Posted in Legislative Analysis, Political Institutions on Nov 13, 2019

Note: This article is the first of three taking a look at parliamentary ethics and conduct.

Early this year, the Hluttaw Rights Committee met to discuss the development of a Code of Ethics for parliamentarians.

The committee ‘discussed’ the need for a code of ethics for parliamentarians. This was described as being needed to secure the trust of the people, and to ensure the Hluttaw can complete its three main tasks (creating laws, scrutinising the government and representing the people), with integrity.

The committee defined six core ethical principles that should underpin a code of ethics: Integrity, Responsibility, Accountability, Transparency, Equality and Inclusion.

For each of these principles, committee members made largely agreeable and positive statements about what they might mean, and why they are important. However, whilst this discussion is a very positive first step, and all institutions should establish formal or informal codes of ethics and conduct, the definitions offered were often vague or incomplete.

During their discussion, members of the Hluttaw Rights Committee set out their definitions of each of the six principles. However, in many ways the definitions were somewhat confusing or carried an emphasis that diverges from what we find as accepted ethical principles in other parliaments. Set out below, we take a look at the definitions offered by the committee, and below each have offered alternatives based on the UK’s ‘7 Principles of Public Life’

  • Integrity: the committee rightly referred to not acting in order to benefit family or friends, and not taking bribes. However, no reference was made to the importance of declaring and registering interests.

    “Integrity: Holders of public office must avoid placing themselves under any obligation to people or organisations that might try inappropriately to influence them in their work. They should not act or take decisions in order to gain financial or other material benefits for themselves, their family, or their friends. They must declare and resolve any interests and relationships.”

  • Responsibility is a principle that seems ill-defined. The description given also referred to keeping information secret. This is particularly worrying given the Hluttaw is overwhelmingly secretive compared to other parliaments internationally (eg all committee meetings are conducted behind closed doors). The principle is therefore in contradiction with the commitment to transparency.

    “Selflessness: Holders of public office should act solely in terms of the public interest. Honesty: Holders of public office should be truthful. Leadership: Holders of public office should exhibit these principles in their own behaviour. They should actively promote and robustly support the principles and be willing to challenge poor behaviour wherever it occurs.”

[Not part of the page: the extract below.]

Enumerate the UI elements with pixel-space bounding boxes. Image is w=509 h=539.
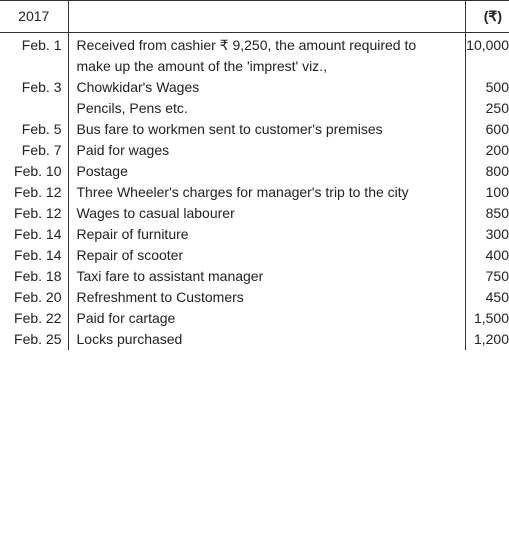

  • Accountability: a list of ‘ten basic principles’ for accountability were given that seems to be an odd mix of accountability, and other basic ethical principles. Establishing a system of accountability of parliamentarians should be expressed more simply as the requirement to represent their constituents, and open themselves up to public scrutiny.

    “Accountability: Holders of public office are accountable to the public for their decisions and actions and must submit themselves to the scrutiny necessary to ensure this.”

  • Transparency: as an organisation passionate about open government principles, The Ananda read the committee’s attempt to define transparency with dismay. The Hluttaw is in general not very transparent. They mentioned neither the need to open up committee discussions to public scrutiny, nor the need for a presumptive right of all citizens to access public information.

    “Openness: Holders of public office should act and take decisions in an open and transparent manner. Information should not be withheld from the public unless there are clear and lawful reasons for so doing.”

  • Equality: as a general principle this seemed better understood than most of the principles here, however there is perhaps an opportunity here to mention objectivity and the use of evidence in decision-making.

    “Objectivity: Holders of public office must act and take decisions impartially, fairly and on merit, using the best evidence and without discrimination or bias.”

  • Inclusion is not well-defined by the committee. It appears to be about parliament needing to be consultative and inviting the input of NGOs and businesses, for example, in their work. However, without a stronger commitment to transparency and citizen engagement, this principle risks favouring some stakeholder groups over others, and contradicting integrity by asking parliamentarians to allow undue influence from particular groups or organisations.

    There is no other principle in the UK’s principle of public life that equates to this definition of inclusion. Openness should be implemented in a way that is sufficient to ensure parliamentary processes that are consultative and engage various stakeholders.

Establishing an agreed set of clearly defined principles is only the first step. The Hluttaw must not stop there, without turning them into practical action.